Pobiegłem naokoło do zachodnich drzwi. Tam również stała grupka ludzi stłoczonych na ganku, kobieta z trzema dziewczynkami, stary mężczyzna okutany w koc, dziewczyna w stroju pokojówki. Przed drzwiami stała siwowłosa kobieta z ostrym nosem i opaską PSK, ze skrzyżowanymi ramionami.
— Widziała pani, czy ktoś wyszedł z kościoła przez ostatnie kilka minut? — zapytałem ją.
— Nikomu nie wolno wchodzić do kościoła oprócz służby pożarowej — odparła oskarżycielskim tonem i jej głos również kogoś mi przypomniał, ale nie miałem czasu, żeby szukać skojarzeń.
— Dziewczyna z rudymi włosami — powiedziałem. — W długiej białej… w białej nocnej koszuli.
— W nocnej koszuli? — powtórzyła z naganą. Podszedł niski, krępy wartownik z COP.
— Mam rozkazy, żeby opróżnić ten teren — oznajmił. — Straż pożarna potrzebuje swobodnego dojazdu do katedry. Proszę się rozejść.

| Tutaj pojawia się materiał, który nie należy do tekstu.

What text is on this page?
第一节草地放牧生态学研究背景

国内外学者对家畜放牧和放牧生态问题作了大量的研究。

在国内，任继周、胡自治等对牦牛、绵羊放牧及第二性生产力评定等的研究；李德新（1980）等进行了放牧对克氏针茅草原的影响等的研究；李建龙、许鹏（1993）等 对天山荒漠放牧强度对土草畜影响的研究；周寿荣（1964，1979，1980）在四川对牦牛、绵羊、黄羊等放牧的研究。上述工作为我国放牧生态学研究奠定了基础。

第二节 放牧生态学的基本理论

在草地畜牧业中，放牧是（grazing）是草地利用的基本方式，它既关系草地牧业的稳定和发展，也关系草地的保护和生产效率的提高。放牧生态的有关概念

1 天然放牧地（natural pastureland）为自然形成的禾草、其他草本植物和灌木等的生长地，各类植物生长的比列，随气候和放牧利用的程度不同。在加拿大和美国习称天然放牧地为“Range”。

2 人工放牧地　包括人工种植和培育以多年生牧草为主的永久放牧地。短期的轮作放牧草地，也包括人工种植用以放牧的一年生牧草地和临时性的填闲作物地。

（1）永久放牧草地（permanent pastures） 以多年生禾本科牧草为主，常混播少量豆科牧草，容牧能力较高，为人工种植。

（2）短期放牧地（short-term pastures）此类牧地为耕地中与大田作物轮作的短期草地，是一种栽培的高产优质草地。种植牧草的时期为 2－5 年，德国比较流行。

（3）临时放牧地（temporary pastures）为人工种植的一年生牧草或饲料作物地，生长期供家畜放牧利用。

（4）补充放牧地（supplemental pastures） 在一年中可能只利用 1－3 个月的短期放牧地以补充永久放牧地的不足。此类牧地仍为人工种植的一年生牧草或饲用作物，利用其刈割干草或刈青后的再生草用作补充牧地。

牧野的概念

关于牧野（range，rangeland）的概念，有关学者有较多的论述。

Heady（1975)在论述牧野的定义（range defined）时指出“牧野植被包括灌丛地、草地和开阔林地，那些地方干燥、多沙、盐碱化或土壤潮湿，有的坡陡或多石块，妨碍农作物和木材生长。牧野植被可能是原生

Kobieta z dziewczynkami wzięła na ręce najmniejszą i zeszła z ganku. Starzec poczłapał za nią.
— Rozejść się — powiedział wartownik do pokojówki, która wygadała jak sparaliżowana strachem. — Pani też. Proszę stąd odejść, panno Sharpe. — Machnął ręką na siwowłosą kobietę.
— Nigdzie nie odejdę — oświadczyła, jeszcze bardziej wojownicze krzyżując ramiona. — Jestem wiceprzewodniczącą Katedralnego Kobiecego Kółka Parafialnego i kierowniczką Komitetu Kwiatowego.
— Wszystko jedno, kim pani jest — burknął wartownik. — Mam rozkaz, żeby opróżnić wejście dla straży pożarnej. Załatwiłem już południowe drzwi, a teraz wasza kolej.
— Widzieliście młodą kobietę z rudymi włosami? — wtrąciłem.
— Wyznaczono mnie do pilnowania tych drzwi przed szabrownikami — kobieta wyprostowała się groźnie. — Stoję tutaj od początku nalotu i zamierzam stać przez całą noc, jeśli trzeba, żeby chronić katedrę.
— A ja zamierzam opróżnić to wejście — odparł wartownik i też się wyprostował.
Nie miałem czasu. Wszedłem pomiędzy nich.
— Szukam zaginionej dziewczyny — oznajmiłem i również się wyprostowałem. — Rude włosy. Biała koszula nocna.
— Niech pan zapyta na posterunku policji — poradził wartownik. Pokazał stronę, z której przyszedłem. — Na St. Mary’s Street.
Oddaliłem się truchcikiem, próbując odgadnąć, kto zwycięży. Stawiałem na kierowniczkę Komitetu Kwiatowego. Kogo mi przypominała? Mary Botoner? Lady Schrapnell? Jedną z futrzanych dam w księgarni Blackwella?
Wartownik niezbyt dokładnie opróżnił południowe wejście. Stała tam dokładnie ta sama grupka ludzi, a dwaj młodzieńcy wciąż opierali się o latarnię. Przebiegłem wzdłuż południowej ściany kościoła na Bailey Lane i wpadłem prosto na procesję.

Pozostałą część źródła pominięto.